Alex is an adult now, and I think his life is pretty awesome. But to put it bluntly, it’s not the kind of awesome I would have imagined when he was 2 or 4 or 6. He hasn’t yet found fluent language, and he didn’t go to college, and he doesn’t live on his own. He is on the autism spectrum, and that comes with challenges that can make his life hard. He requires around-the-clock supervision. He has complex communication needs.
Alex has a part time job, friends, family, and lives away from his family home. It seems everywhere he goes in our community, he runs into people he knows. I measure success as doing your best, overcoming obstacles, having strength of character, and building your own life. Alex is successful.

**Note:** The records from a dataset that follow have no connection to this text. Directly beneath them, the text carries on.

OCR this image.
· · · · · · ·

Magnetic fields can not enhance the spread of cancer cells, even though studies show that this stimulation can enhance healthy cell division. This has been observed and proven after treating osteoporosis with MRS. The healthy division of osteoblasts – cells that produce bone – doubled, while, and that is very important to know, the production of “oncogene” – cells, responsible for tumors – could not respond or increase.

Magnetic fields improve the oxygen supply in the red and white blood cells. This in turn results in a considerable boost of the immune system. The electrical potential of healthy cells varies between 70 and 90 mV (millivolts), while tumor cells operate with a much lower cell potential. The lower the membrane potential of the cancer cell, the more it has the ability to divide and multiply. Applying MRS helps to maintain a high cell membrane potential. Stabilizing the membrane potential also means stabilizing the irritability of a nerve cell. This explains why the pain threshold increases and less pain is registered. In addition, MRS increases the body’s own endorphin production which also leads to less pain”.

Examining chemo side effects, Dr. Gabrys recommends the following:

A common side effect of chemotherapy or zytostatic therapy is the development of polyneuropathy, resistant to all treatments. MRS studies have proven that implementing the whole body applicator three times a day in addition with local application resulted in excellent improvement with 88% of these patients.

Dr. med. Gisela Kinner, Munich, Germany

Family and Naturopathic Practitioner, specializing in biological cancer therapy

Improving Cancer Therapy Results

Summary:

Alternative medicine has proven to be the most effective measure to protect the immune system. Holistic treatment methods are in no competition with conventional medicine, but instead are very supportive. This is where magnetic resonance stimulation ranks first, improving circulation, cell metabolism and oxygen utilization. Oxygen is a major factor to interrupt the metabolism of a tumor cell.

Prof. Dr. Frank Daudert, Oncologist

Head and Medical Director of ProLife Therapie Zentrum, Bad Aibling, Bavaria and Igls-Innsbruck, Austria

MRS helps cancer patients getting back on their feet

I’ve read articles from so many parents dreading to say they put their child in a group home. I look at it differently. I want my child to fulfill his potential and become as independent as possible. His neurotypical sister moved out, so why shouldn’t he?
Alex’s path to independence isn’t the same as his sister’s, and may not be the same as many of his peers, but it is a path nonetheless.
We worked really hard to find a good fit for Alex when it was time to move out. It took a lot of time and effort. He lives with three other roommates, all young men with different needs. They have around-the-clock staff. They eat meals together, do chores to take care of their home, and are involved in their community. They all have part-time jobs. They act like brothers and have created their own family. Alex has become more independent and had experiences he might not have had if he stayed home with us.
He has created bonds and relationships that he might not have had. Alex transitions smoothly between Mom and Dad’s house and his own house. We visit frequently, and he has overnight visits regularly. We thought going back and forth would be hard for him, but he does really well.
He had, and our whole family had, an additional support system when he was diagnosed with cancer 20 months ago. They helped us all through so much of the cancer treatment, and helped Alex retain as much normalcy in his life as possible. He is currently in remission, but it’s been a really long haul, and he’s not out of the woods yet. His caregivers and his group home were not only emotional and psychological support, they were practical and physical support in caring for him throughout his illness.
When Alex was 2, I didn’t know a family like ours. I didn’t know someone like Alex. If I had, I might have been less scared. I’m here to tell you that this outcome is OK — actually, it’s much more than OK. It may not look like the life I imagined when he was 2, but he has a rich life. And I’m really thankful I didn’t have that crystal ball.